Voir aussi : Combustible nucléaire
Cycle du combustible
Le cycle du combustible désigne l’ensemble des étapes parcourues par les matières utilisées pour produire de l’énergie dans un réacteur, depuis l’extraction de l’uranium jusqu’à la gestion du combustible après son utilisation. Il comprend notamment la préparation et l’enrichissement de l’uranium, la fabrication du combustible, son utilisation dans le réacteur puis, une fois le combustible usé, son entreposage, son recyclage éventuel et la gestion des déchets radioactifs.
Voir aussi : Uranium naturel
Datation
La datation est une méthode qui permet de déterminer l’âge d’un matériau grâce à la radioactivité. Chaque radionucléide se transforme spontanément à un rythme qui lui est propre, caractérisé par sa demi-vie. En mesurant la quantité de radionucléides présente dans l’échantillon, on peut donc estimer son âge. Le carbone 14 est, par exemple, utilisé pour dater certains restes d’origine biologique.

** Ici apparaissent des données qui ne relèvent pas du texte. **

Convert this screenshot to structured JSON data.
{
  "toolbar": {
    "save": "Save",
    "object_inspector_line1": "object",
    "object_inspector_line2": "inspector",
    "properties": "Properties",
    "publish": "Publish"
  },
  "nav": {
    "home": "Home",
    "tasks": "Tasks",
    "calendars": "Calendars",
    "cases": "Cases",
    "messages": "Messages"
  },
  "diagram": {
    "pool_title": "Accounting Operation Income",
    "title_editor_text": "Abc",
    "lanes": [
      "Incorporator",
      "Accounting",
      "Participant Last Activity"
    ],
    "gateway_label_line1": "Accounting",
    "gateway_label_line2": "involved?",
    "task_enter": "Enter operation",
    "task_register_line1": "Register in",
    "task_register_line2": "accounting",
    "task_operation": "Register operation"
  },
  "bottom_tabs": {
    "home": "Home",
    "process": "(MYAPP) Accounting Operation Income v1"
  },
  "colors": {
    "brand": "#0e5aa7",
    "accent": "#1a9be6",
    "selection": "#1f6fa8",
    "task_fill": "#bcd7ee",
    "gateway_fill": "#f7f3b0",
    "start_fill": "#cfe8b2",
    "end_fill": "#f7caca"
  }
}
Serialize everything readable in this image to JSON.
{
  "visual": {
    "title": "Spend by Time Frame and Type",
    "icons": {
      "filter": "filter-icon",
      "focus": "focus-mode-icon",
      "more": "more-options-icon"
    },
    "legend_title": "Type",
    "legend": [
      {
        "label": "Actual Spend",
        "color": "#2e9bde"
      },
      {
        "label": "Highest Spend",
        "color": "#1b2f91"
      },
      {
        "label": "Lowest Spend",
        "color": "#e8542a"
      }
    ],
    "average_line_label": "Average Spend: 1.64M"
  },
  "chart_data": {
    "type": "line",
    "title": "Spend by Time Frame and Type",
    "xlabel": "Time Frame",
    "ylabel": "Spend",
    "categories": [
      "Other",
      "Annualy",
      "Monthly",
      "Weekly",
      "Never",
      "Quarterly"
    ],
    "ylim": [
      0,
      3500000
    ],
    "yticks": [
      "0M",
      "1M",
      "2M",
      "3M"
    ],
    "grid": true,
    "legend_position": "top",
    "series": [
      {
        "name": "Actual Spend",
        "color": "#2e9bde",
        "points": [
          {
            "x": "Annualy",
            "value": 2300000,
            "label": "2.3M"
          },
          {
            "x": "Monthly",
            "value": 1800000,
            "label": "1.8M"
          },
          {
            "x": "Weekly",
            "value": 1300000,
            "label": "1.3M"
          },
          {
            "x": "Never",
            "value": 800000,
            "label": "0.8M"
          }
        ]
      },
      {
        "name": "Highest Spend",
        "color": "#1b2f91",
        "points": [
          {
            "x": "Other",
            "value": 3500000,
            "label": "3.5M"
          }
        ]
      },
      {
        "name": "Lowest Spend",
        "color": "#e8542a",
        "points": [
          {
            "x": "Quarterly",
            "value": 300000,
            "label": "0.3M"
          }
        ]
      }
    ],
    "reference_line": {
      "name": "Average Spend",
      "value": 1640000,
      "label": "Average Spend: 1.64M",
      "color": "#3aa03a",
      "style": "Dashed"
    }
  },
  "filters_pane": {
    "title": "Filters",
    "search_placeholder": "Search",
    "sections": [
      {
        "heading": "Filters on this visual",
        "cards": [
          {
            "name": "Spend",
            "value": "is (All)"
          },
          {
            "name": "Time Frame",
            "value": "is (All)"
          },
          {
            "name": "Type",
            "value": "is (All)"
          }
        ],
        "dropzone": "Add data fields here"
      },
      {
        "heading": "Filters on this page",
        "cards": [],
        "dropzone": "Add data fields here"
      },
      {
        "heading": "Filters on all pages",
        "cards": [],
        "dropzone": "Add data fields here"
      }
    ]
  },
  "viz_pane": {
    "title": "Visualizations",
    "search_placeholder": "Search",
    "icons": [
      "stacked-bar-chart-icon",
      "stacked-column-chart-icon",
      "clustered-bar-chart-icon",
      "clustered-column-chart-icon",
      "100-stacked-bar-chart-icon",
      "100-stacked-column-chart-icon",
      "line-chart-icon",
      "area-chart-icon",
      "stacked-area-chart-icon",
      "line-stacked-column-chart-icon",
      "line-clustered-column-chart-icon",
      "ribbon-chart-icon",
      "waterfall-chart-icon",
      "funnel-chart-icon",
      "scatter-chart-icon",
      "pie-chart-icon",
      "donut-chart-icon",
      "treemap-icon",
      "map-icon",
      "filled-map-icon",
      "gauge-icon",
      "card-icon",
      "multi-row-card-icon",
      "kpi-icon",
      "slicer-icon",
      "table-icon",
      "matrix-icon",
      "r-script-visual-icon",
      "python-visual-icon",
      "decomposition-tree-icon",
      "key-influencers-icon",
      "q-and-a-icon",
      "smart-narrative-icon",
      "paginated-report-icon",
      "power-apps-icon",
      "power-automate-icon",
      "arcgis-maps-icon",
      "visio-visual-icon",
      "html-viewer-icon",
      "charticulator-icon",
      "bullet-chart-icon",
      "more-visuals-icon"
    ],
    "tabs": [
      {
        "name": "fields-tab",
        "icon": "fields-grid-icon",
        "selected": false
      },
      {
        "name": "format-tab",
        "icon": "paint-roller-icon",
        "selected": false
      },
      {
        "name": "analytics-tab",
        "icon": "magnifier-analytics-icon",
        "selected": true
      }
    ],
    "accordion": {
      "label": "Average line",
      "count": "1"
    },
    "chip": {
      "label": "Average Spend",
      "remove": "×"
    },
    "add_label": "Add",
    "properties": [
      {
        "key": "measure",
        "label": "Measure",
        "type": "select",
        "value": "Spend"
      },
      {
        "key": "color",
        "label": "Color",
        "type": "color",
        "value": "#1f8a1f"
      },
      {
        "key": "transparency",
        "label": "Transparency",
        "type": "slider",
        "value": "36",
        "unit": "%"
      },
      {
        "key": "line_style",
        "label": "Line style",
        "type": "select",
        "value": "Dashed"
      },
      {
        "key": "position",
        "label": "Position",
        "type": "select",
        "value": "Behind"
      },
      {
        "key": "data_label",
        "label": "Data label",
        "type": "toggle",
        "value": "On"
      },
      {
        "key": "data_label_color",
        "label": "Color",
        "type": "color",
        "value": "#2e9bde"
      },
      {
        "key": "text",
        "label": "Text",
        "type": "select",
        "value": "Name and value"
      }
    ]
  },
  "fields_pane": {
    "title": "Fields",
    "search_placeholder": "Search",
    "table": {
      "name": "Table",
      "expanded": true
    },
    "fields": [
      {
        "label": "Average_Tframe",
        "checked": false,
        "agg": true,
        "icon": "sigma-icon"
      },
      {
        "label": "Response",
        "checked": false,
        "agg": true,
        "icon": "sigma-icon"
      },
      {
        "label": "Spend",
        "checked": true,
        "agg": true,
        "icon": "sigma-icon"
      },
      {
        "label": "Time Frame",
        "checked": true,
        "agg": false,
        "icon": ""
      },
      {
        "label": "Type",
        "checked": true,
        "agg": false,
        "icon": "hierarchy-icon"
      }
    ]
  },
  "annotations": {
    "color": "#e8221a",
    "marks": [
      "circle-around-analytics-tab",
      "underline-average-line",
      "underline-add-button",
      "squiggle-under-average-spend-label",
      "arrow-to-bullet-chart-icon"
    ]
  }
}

Déchets de faible activité (ou FA)
Les déchets de faible activité sont des déchets dont le niveau de radioactivité est faible. Ils peuvent provenir du fonctionnement ou du démantèlement d’installations nucléaires, mais aussi d’activités médicales, industrielles ou de recherche. Il peut s’agir, par exemple, de vêtements de protection, de filtres ou de petits équipements contaminés. Leur mode de gestion dépend notamment de la durée pendant laquelle les nucléides qu’ils contiennent demeurent radioactifs.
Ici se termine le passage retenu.